7. Özgürlük sadece Güçler Ayrılığına bağlı değildir:

Eleştirmenler, özgürlüğün ancak hükümetin üç organı arasında güçler ayrılığı olduğunda korunabileceği görüşünü reddetti. Temel hakların yokluğunda, yargının bağımsızlığı, hukukun üstünlüğü, ekonomik eşitlik ve demokrasi ruhunun yokluğunda, güçlerin tam olarak ayrılması söz konusu olsa bile, hiçbir özgürlük olamayacağını savunuyorlar.

8. Güçlerin değil Fonksiyonların Ayrılması:

'Güçlerin Ayrılması' adı yanlıştır, çünkü bu teori gerçekten işlevlerin ayrılmasını savunur. Hükümetin gücü bir bütündür. Üç ayrı parçaya bölünemez. Bu, üç hükümet organının işlevlerinin arkasındadır.

Güçlerin ayrılığı teorisi, gerçekten fonksiyonların ayrılması teorisidir. Bu nedenle, Güçlerin Ayrılması teorisi birkaç sınırlamaya sahiptir. Bütün alimler, güçlerin mutlak ve katı bir şekilde ayrılmasının mümkün olmadığını ve arzu edilmediğini kabul eder. Üç hükümet organı tamamen alakasız su geçirmez bölmelere bölünemez ve ayrılmamalıdır.

Güçler, Çek ve Bakiyelerin Ayrılması:

Güçlerin Ayrılması teorisini kullanmak için, başka bir teoriye, yani Kontroller ve Dengeler teorisinin benimsenmesine ihtiyacımız var. Bu teoriye göre, her organ, kendi gücüyle birlikte, diğer iki organ üzerinde bazı kontrol güçlerine sahiptir. Bu süreçte, kontroller ve dengeler sistemi organlararası ilişkileri yönetir.

Kontroller ve Dengeler teorisi, hiçbir güç organına kendi alanında kontrolsüz bir güç verilmemesi gerektiğini savunuyor. Bir organın gücü diğer iki organın gücüyle sınırlandırılmalı ve kontrol edilmelidir. Bu şekilde, herhangi bir hükümetin organı tarafından keyfi bir şekilde kullanılmasını önleyecek bir denge sağlanmalıdır.

Yasama yetkisi yasama organının elinde olmalıdır, ancak yürütme ve yargı yasama organlarının yasama organlarının kötüye kullanılmasını veya keyfi kullanılmasını önlemek amacıyla bazı denetleme yetkilerine sahip olmalıdır. Aynı şekilde, yürütme yetkilerine yürütme ile verilmelidir, ancak yasama ve yargıya bazı kontrol yetkileri verilmelidir.

Aynısı yargı için de geçerli olmalı ve gücü bazı yönlerden yasama ve yürütme tarafından kontrol edilmelidir.
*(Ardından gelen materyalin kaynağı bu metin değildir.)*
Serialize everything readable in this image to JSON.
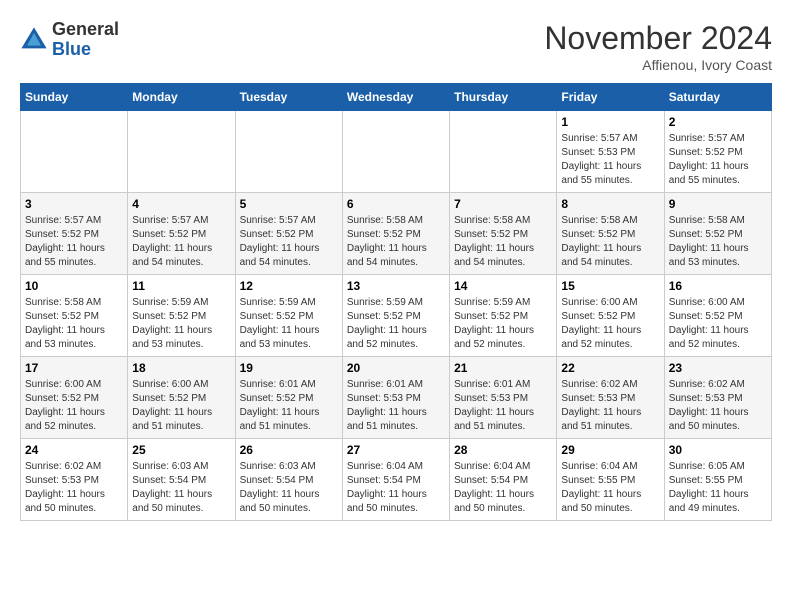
{
  "header": {
    "logo_general": "General",
    "logo_blue": "Blue",
    "month_year": "November 2024",
    "location": "Affienou, Ivory Coast"
  },
  "weekdays": [
    "Sunday",
    "Monday",
    "Tuesday",
    "Wednesday",
    "Thursday",
    "Friday",
    "Saturday"
  ],
  "weeks": [
    [
      {
        "day": "",
        "info": ""
      },
      {
        "day": "",
        "info": ""
      },
      {
        "day": "",
        "info": ""
      },
      {
        "day": "",
        "info": ""
      },
      {
        "day": "",
        "info": ""
      },
      {
        "day": "1",
        "info": "Sunrise: 5:57 AM\nSunset: 5:53 PM\nDaylight: 11 hours and 55 minutes."
      },
      {
        "day": "2",
        "info": "Sunrise: 5:57 AM\nSunset: 5:52 PM\nDaylight: 11 hours and 55 minutes."
      }
    ],
    [
      {
        "day": "3",
        "info": "Sunrise: 5:57 AM\nSunset: 5:52 PM\nDaylight: 11 hours and 55 minutes."
      },
      {
        "day": "4",
        "info": "Sunrise: 5:57 AM\nSunset: 5:52 PM\nDaylight: 11 hours and 54 minutes."
      },
      {
        "day": "5",
        "info": "Sunrise: 5:57 AM\nSunset: 5:52 PM\nDaylight: 11 hours and 54 minutes."
      },
      {
        "day": "6",
        "info": "Sunrise: 5:58 AM\nSunset: 5:52 PM\nDaylight: 11 hours and 54 minutes."
      },
      {
        "day": "7",
        "info": "Sunrise: 5:58 AM\nSunset: 5:52 PM\nDaylight: 11 hours and 54 minutes."
      },
      {
        "day": "8",
        "info": "Sunrise: 5:58 AM\nSunset: 5:52 PM\nDaylight: 11 hours and 54 minutes."
      },
      {
        "day": "9",
        "info": "Sunrise: 5:58 AM\nSunset: 5:52 PM\nDaylight: 11 hours and 53 minutes."
      }
    ],
    [
      {
        "day": "10",
        "info": "Sunrise: 5:58 AM\nSunset: 5:52 PM\nDaylight: 11 hours and 53 minutes."
      },
      {
        "day": "11",
        "info": "Sunrise: 5:59 AM\nSunset: 5:52 PM\nDaylight: 11 hours and 53 minutes."
      },
      {
        "day": "12",
        "info": "Sunrise: 5:59 AM\nSunset: 5:52 PM\nDaylight: 11 hours and 53 minutes."
      },
      {
        "day": "13",
        "info": "Sunrise: 5:59 AM\nSunset: 5:52 PM\nDaylight: 11 hours and 52 minutes."
      },
      {
        "day": "14",
        "info": "Sunrise: 5:59 AM\nSunset: 5:52 PM\nDaylight: 11 hours and 52 minutes."
      },
      {
        "day": "15",
        "info": "Sunrise: 6:00 AM\nSunset: 5:52 PM\nDaylight: 11 hours and 52 minutes."
      },
      {
        "day": "16",
        "info": "Sunrise: 6:00 AM\nSunset: 5:52 PM\nDaylight: 11 hours and 52 minutes."
      }
    ],
    [
      {
        "day": "17",
        "info": "Sunrise: 6:00 AM\nSunset: 5:52 PM\nDaylight: 11 hours and 52 minutes."
      },
      {
        "day": "18",
        "info": "Sunrise: 6:00 AM\nSunset: 5:52 PM\nDaylight: 11 hours and 51 minutes."
      },
      {
        "day": "19",
        "info": "Sunrise: 6:01 AM\nSunset: 5:52 PM\nDaylight: 11 hours and 51 minutes."
      },
      {
        "day": "20",
        "info": "Sunrise: 6:01 AM\nSunset: 5:53 PM\nDaylight: 11 hours and 51 minutes."
      },
      {
        "day": "21",
        "info": "Sunrise: 6:01 AM\nSunset: 5:53 PM\nDaylight: 11 hours and 51 minutes."
      },
      {
        "day": "22",
        "info": "Sunrise: 6:02 AM\nSunset: 5:53 PM\nDaylight: 11 hours and 51 minutes."
      },
      {
        "day": "23",
        "info": "Sunrise: 6:02 AM\nSunset: 5:53 PM\nDaylight: 11 hours and 50 minutes."
      }
    ],
    [
      {
        "day": "24",
        "info": "Sunrise: 6:02 AM\nSunset: 5:53 PM\nDaylight: 11 hours and 50 minutes."
      },
      {
        "day": "25",
        "info": "Sunrise: 6:03 AM\nSunset: 5:54 PM\nDaylight: 11 hours and 50 minutes."
      },
      {
        "day": "26",
        "info": "Sunrise: 6:03 AM\nSunset: 5:54 PM\nDaylight: 11 hours and 50 minutes."
      },
      {
        "day": "27",
        "info": "Sunrise: 6:04 AM\nSunset: 5:54 PM\nDaylight: 11 hours and 50 minutes."
      },
      {
        "day": "28",
        "info": "Sunrise: 6:04 AM\nSunset: 5:54 PM\nDaylight: 11 hours and 50 minutes."
      },
      {
        "day": "29",
        "info": "Sunrise: 6:04 AM\nSunset: 5:55 PM\nDaylight: 11 hours and 50 minutes."
      },
      {
        "day": "30",
        "info": "Sunrise: 6:05 AM\nSunset: 5:55 PM\nDaylight: 11 hours and 49 minutes."
      }
    ]
  ]
}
Başka bir deyişle, her organ diğer iki organ üzerinde bir miktar kontrol gücüne sahip olmalı ve hükümetin üç organı arasında bir denge kurmalı.

Aslında, Güçlerin ve Kontrollerin ve Dengelerin Ayrılması teorileri hep bir aradadır. Bunlar ABD Anayasasında operasyonda birlikte olmuştur.

Güçlerin ve Yanakların ve Dengelerin Ayrılması teorileri aynı anda benimsenmelidir.